“Sectional Perspective of the Dome Area & Breakfast Room”, by Frank Copland, 1818. This section conveys the dual nature of Soane’s house as residence and museum. Image courtesy of Sir John Soane’s Museum.
Sir John Soane’s Museum is truly a hidden gem in London. Founded by one of the most inventive architects of the 18th and 19th centuries, Sir John Soane (1753-1837), the museum was originally a home, office, architecture academy and space for Soane’s collections. Rebuilding and adding on to the property over a number of years, Soane embarked on an ambitious project: to turn the space into an educational monument to architecture and a museum of architectural models, casts and drawings organized in a rational, if eclectic, manner. Soane also graciously opened his collections and home to students, hoping the examples presented would aid their studies. In 1833, Soane bequeathed his home and its substance to the public and asked that they be preserved and kept open and free after his death. As he intended, his collections continue to inspire. For us, this project is all about the architectural section: letting light into a mass through strategic cuts in the architecture’s floor, walls and roof. The gallery walls open to reveal Soane’s immense collection, and open yet again to connect spaces through carefully considered sight lines. The organization of the museum may seem chaotic, but in fact, Soane designed the juxtapositions carefully and purposefully to affect the visitors’ experience of his collections. We were in awe of the space and its contents.
Since it opened in 2000 in the former Bankside Power Station, the Tate Modern in London has consistently broken attendance records with its thought-provoking exhibitions of international modern and contemporary art. Swiss architects Herzog & de Meuron converted the industrial structure while retaining much of the original character of the building, and also completed an addition to the museum that opened this year to house new gallery, performance, education and administrative spaces.

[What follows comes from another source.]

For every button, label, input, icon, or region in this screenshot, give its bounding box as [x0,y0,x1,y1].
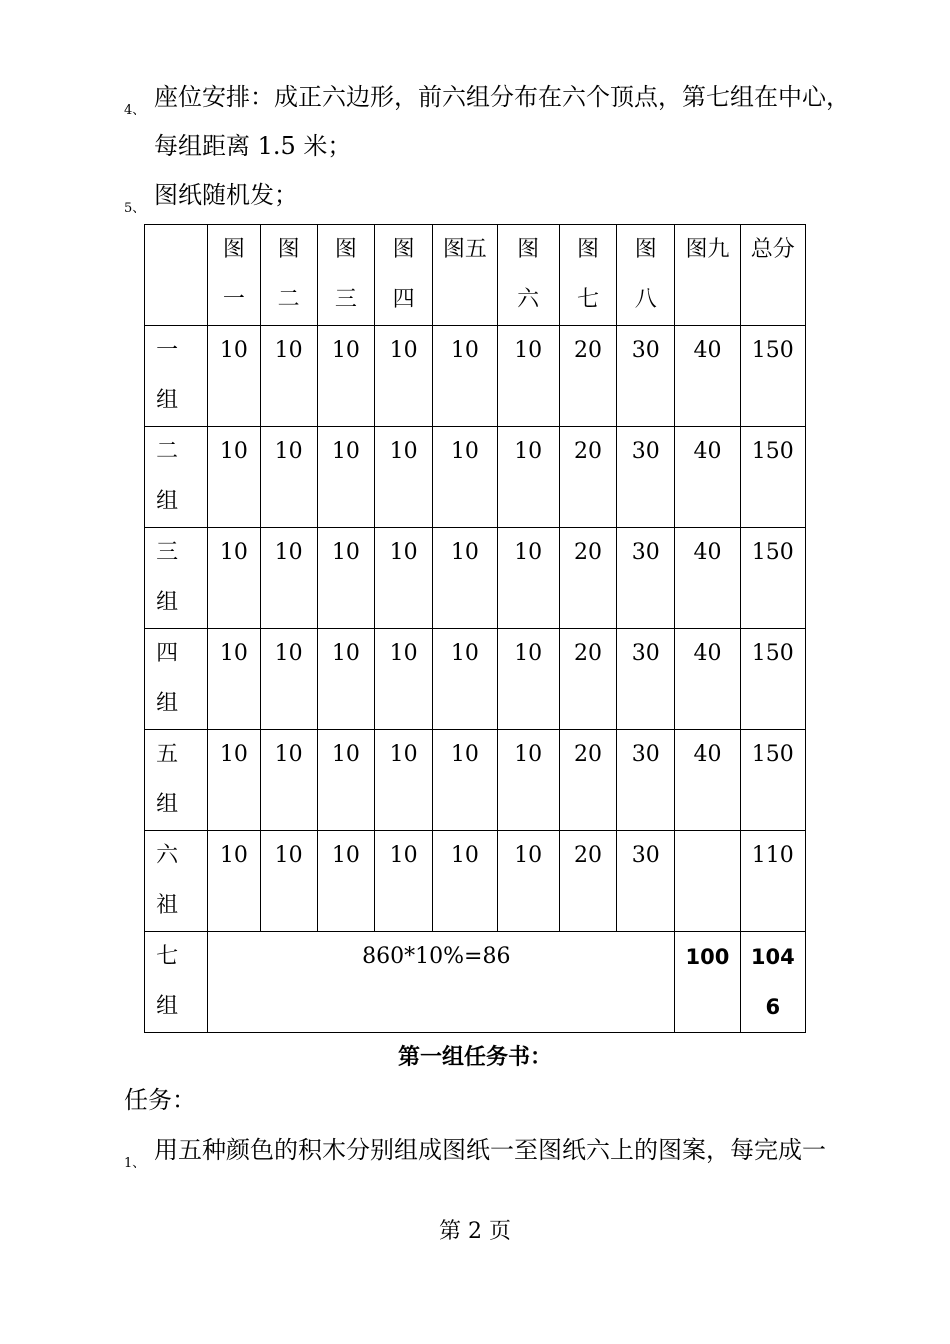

The iconic power station, with its brick construction, imposing central Boiler House Tower chimney, and broad edifice that abuts the River Thames, has welcomed more than 40 million visitors and has presented acclaimed exhibitions by artists such as Ai Weiwei, Louise Bourgeois, Robert Rauschenberg and Damien Hirst; the permanent collection is home to an entire room of moody Mark Rothko paintings, and controversial installations have included Doris Salcedo’s subterranean chasm titled “Shibboleth”, a giant crack in the Turbine Hall’s concrete floor into which overzealous patrons (in)famously slipped and fell. The Tate Modern is impressive in its scale, use of materials, and successful conversion of historic architecture into a beacon of modern art and architecture. It beckons us time and time again.